You could heard the cicadas in the bright red framboyan trees nestled among the tall straight cedar trees.

Raised Platform
The Platform with the Cedar Boxes
Now I knew what I was looking for.

The various times I had been to the monument I hadn´t realized the remains of the soldiers, both Mexican and French Legionnaires, were buried there in small cedar boxes.

There are no labels or signs. It is simply there.

I wondered what the plaque on the platform said, as I reverently climbed up for a closer look.
The Plaque
A Closer Look
Lone Bricks
Lone Bricks
Each Brick Has a Cross
Two Grey Bricks
When I started walking back toward the car. I noticed at the entrance were two small grey bricks.

Each had the reclining Mexican cross. I have never seen this cross in any other country than Mexico.

I guess some of the local people also wanted these men to rest in peace, and scratched the cross on the bricks.

Or perhaps this marks the entrance to a camposanto, known as a holy burial ground.

Never Alone
In Mexico, you are never alone, no matter how alone you may feel. There is always someone there.

As I turned to go through the big black unpadlocked gate, there was a little old man.

A Little Old Man
He looked like he was from the area with his "jarocho" straw hat. He was old and wore thick glasses, perhaps evidence of a cataract operation, and he could no longer work in the fields. Perhaps he was just a curious neighbor, or the paid caretaker of the monument. I didn´t know.

On previous visits, he was always there at the gate, quietly waiting, respectful of the wishes of the visitor to the French cemetary.

I turned to say hello, and we talked for a few moments. I asked him about the little grey bricks. He said that the people of the town had scratched the crosses on the bricks in the Mexican tradition.
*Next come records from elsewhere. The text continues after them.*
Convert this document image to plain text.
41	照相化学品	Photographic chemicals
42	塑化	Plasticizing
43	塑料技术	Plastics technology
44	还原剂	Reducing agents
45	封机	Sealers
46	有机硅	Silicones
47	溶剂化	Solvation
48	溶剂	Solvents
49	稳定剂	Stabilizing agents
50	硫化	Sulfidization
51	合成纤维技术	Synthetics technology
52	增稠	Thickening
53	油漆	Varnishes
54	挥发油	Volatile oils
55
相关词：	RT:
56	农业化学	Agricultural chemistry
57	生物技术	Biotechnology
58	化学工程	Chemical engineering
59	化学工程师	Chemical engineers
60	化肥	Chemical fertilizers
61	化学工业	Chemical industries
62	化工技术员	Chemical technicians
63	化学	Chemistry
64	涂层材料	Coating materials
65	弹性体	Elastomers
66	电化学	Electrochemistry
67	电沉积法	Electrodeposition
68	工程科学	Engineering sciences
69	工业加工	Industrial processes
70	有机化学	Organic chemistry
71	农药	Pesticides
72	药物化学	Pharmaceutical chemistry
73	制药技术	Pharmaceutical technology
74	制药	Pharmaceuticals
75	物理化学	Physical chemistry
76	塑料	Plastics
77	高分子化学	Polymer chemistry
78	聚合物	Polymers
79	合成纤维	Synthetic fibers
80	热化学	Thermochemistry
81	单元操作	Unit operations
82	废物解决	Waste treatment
He said he didn´t know.

Perhaps it was a way for some people in town to add their own blessing to their neighbors from the far away land of France who were to be there forever, fallen comrades from 150 years before. I will probably never know. Sometimes you find mysteries like this in Mexico.

The Framboyans
It´s Time to Go
The flaming red framboyan trees stand among the tall ramrod straight cedar trees.

They have been here for a long time, and will be here for some time longer.

Each year the veterans of the French Foreign Legion will come to remember, and to be well received by their friends in the small village of El Camarón de Tejeda, Veracruz.

It has become a small annual tradition on the Día de los Niños.

Here during the rest of the year, it is quiet and peaceful, far from the controversies of the past.

I am neither Mexican nor French, but when I visit a place like el Camarón, I feel the same as both sides.
One Last Look at the Framboyans
One Last Look at the Framboyans
The wars of yesterday have been over for a long time.

For many, it is a time to attend these events and to enjoy driving the back roads around Veracruz.

To meet the people in the small towns of Veracruz, and enjoy the best of the hospitality both countries is what nourishes my soul on the Día de los Niños.

When it was time to go, my car started right up. It was time to go back to civilization again.

On the way back, I remembered there were still a couple of cold mangos left in the refrigerator. They would taste good when I got back home.